In 1973, Kentucky, Missouri and Tennessee created a pilot agreement. They changed the name from National Proportional Registration to the International Registration Plan, or IRP. Members of the AAMVA then passed a resolution to make IRP a reality. By the end of 1973, it had expanded to include Colorado, Minnesota, Nebraska, Utah, Oregon and Texas. In 1974, they added Alberta, Canada to make it a truly international agreement.
For fuel tax purposes, however, each state had its own system. A truck would have to have a tax permit for each state it operated in. Most states would have a Port of Entry where the permits were issued, and, here, they would also enforce actual tax collection. Some trucks involved in inter-state commerce had a special plate called a Bingo Plate. The permit stickers they needed for each state would be fixed on this plate. This was tedious and inefficient, and it could also be costly.
In 1983, members of the government and the industry came together to come up with a tax collection process. They used the IRP as a rough foundation idea for a base state agreement to collect and then distribute fuel use taxes. It would mean a lot of give and take from everyone.
They wanted this new plan to allow the jurisdictions to work together to collect the taxes from motor carriers based in their own jurisdiction. They each would be responsible for licensing, renewals, tax reporting, and then audits. In return, each truck only had to deal with one license, one decal, one audit and one jurisdiction would handle everything.
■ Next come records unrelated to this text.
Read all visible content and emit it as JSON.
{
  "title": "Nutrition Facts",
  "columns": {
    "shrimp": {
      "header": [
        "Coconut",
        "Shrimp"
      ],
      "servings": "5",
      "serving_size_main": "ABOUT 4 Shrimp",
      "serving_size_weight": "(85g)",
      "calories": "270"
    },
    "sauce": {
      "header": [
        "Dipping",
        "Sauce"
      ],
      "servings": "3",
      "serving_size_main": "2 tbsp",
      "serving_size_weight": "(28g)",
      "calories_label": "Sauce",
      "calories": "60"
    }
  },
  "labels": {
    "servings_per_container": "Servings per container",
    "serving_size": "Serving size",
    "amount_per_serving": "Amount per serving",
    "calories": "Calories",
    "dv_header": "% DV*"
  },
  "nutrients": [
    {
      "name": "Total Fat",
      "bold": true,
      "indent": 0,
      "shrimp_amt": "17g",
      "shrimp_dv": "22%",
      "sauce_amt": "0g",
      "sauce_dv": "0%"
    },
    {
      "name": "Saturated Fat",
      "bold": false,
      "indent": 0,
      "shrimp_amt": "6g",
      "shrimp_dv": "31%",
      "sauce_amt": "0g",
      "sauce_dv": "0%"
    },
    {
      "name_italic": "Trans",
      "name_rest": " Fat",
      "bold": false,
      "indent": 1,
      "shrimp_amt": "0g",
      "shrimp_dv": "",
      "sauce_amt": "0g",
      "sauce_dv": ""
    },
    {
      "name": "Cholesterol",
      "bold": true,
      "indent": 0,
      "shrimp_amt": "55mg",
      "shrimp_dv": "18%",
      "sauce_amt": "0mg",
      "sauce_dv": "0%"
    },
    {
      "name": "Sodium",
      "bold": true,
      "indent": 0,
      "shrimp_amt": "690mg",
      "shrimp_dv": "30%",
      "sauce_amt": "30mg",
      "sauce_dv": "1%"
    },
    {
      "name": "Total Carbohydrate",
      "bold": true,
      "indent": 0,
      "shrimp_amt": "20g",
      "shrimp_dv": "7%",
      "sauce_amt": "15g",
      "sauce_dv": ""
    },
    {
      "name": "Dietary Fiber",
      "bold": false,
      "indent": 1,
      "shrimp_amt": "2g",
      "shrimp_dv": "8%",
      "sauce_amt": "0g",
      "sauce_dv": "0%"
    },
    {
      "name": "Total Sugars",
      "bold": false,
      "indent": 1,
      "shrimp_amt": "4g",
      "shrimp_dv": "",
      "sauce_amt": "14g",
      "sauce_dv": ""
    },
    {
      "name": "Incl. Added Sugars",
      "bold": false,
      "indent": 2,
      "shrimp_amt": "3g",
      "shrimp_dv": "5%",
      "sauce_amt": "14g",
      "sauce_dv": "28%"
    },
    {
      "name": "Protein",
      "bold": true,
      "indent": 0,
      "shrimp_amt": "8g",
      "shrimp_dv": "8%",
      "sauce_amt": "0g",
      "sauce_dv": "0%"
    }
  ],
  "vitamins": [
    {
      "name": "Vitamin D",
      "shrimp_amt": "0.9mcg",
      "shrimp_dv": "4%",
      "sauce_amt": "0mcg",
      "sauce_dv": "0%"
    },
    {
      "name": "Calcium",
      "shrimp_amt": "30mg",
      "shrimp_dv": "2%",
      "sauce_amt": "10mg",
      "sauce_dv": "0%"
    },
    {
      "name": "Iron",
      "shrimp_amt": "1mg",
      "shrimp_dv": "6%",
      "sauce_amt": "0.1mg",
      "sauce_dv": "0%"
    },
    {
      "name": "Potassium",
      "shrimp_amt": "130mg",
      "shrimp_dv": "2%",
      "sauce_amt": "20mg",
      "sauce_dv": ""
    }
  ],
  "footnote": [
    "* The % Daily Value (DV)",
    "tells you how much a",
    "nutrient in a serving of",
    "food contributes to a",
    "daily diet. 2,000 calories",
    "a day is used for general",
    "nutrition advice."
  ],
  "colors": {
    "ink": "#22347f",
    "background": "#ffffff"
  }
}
The first three to join were Arizona, Iowa and Washington. The Agreement was modified over the next three years, and in 1986, the International Fuel Tax Agreement was adopted, and over the next fifteen years or so, all lower 48 states and the 10 Canadian provinces became members, though some were reluctantly so. For all the years it has been in effect, IFTA is still a work in progress. Cooperation is critical, and all the lines of communication, jurisdiction to jurisdiction and jurisdiction to industry, must remain open and clear.